João Maria Gusmão (Lisboa, 1979) e Pedro Paiva (Lisboa, 1977) conheceram-se na Faculdade de Belas Artes em Lisboa onde ambos estudaram pintura e começaram a expor conjuntamente em 2001. Em 2005 ganharam o Prémio EDP Novos Artistas e tornaram-se num fenómeno de popularidade, reconhecimento e interesse. Foram convidados para a Bienal de São Paulo, estiveram na Manifesta e em 2009 foram os representantes oficiais de Portugal na 53ª Bienal de Veneza. Já este ano a londrina Tate Modern (um dos museus mais importantes do mundo) adquiriu para a sua colecção um conjunto de treze filmes da dupla, escolha feita com a ambição de ser uma amostra coerente do conjunto da totalidade da obra de Paiva e Gusmão.
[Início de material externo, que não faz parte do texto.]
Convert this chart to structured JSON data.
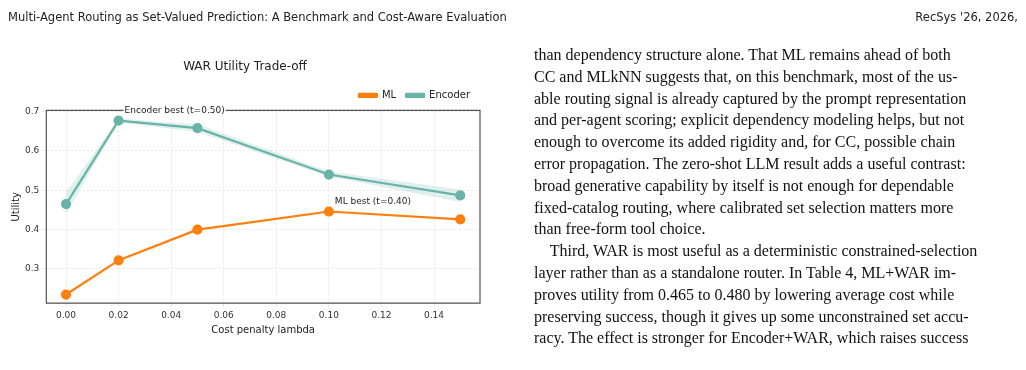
{
  "chart_data": [
    {
      "type": "line",
      "title": "WAR Utility Trade-off",
      "xlabel": "Cost penalty lambda",
      "ylabel": "Utility",
      "x": [
        0,
        0.02,
        0.05,
        0.1,
        0.15
      ],
      "series": [
        {
          "name": "ML",
          "color": "#ff7f0e",
          "values": [
            0.235,
            0.322,
            0.4,
            0.446,
            0.426
          ]
        },
        {
          "name": "Encoder",
          "color": "#69b3a9",
          "values": [
            0.465,
            0.677,
            0.658,
            0.54,
            0.487
          ],
          "lower": [
            0.44,
            0.672,
            0.648,
            0.535,
            0.47
          ],
          "upper": [
            0.495,
            0.682,
            0.668,
            0.548,
            0.502
          ]
        }
      ],
      "xlim": [
        -0.0075,
        0.1575
      ],
      "ylim": [
        0.213,
        0.703
      ],
      "xticks": [
        {
          "value": 0,
          "label": "0.00"
        },
        {
          "value": 0.02,
          "label": "0.02"
        },
        {
          "value": 0.04,
          "label": "0.04"
        },
        {
          "value": 0.06,
          "label": "0.06"
        },
        {
          "value": 0.08,
          "label": "0.08"
        },
        {
          "value": 0.1,
          "label": "0.10"
        },
        {
          "value": 0.12,
          "label": "0.12"
        },
        {
          "value": 0.14,
          "label": "0.14"
        }
      ],
      "yticks": [
        0.3,
        0.4,
        0.5,
        0.6,
        0.7
      ],
      "annotations": [
        {
          "text": "Encoder best (t=0.50)",
          "x": 0.02,
          "y": 0.677
        },
        {
          "text": "ML best (t=0.40)",
          "x": 0.1,
          "y": 0.446
        }
      ],
      "grid": true,
      "legend": "top right",
      "marker": "circle"
    },
    {
      "type": "other",
      "annotations": [
        "Multi-Agent Routing as Set-Valued Prediction: A Benchmark and Cost-Aware Evaluation",
        "RecSys '26, 2026,",
        "than dependency structure alone. That ML remains ahead of both",
        "CC and MLkNN suggests that, on this benchmark, most of the us-",
        "able routing signal is already captured by the prompt representation",
        "and per-agent scoring; explicit dependency modeling helps, but not",
        "enough to overcome its added rigidity and, for CC, possible chain",
        "error propagation. The zero-shot LLM result adds a useful contrast:",
        "broad generative capability by itself is not enough for dependable",
        "fixed-catalog routing, where calibrated set selection matters more",
        "than free-form tool choice.",
        "    Third, WAR is most useful as a deterministic constrained-selection",
        "layer rather than as a standalone router. In Table 4, ML+WAR im-",
        "proves utility from 0.465 to 0.480 by lowering average cost while",
        "preserving success, though it gives up some unconstrained set accu-",
        "racy. The effect is stronger for Encoder+WAR, which raises success"
      ]
    }
  ]
}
Sempre ligados à Galeria Zé dos Bois e mais tarde à galeria Graça Brandão, fizeram exposições muito relevantes para a construção do que se pode chamar "cena da arte portuguesa contemporânea": os seus "Eflúvios Magnéticos" (2006) e a "Abissologia" (2008) inauguraram novas modalidades estéticas e introduziram novos vocábulos no discurso artístico português. São jovens e o trabalho que desenvolvem é uma novidade, não por ser recente, mas por constituir uma abordagem inesperada e fértil aos processos criativos e por as suas obras serem inesperadas, insolentes, divertidas e profundas.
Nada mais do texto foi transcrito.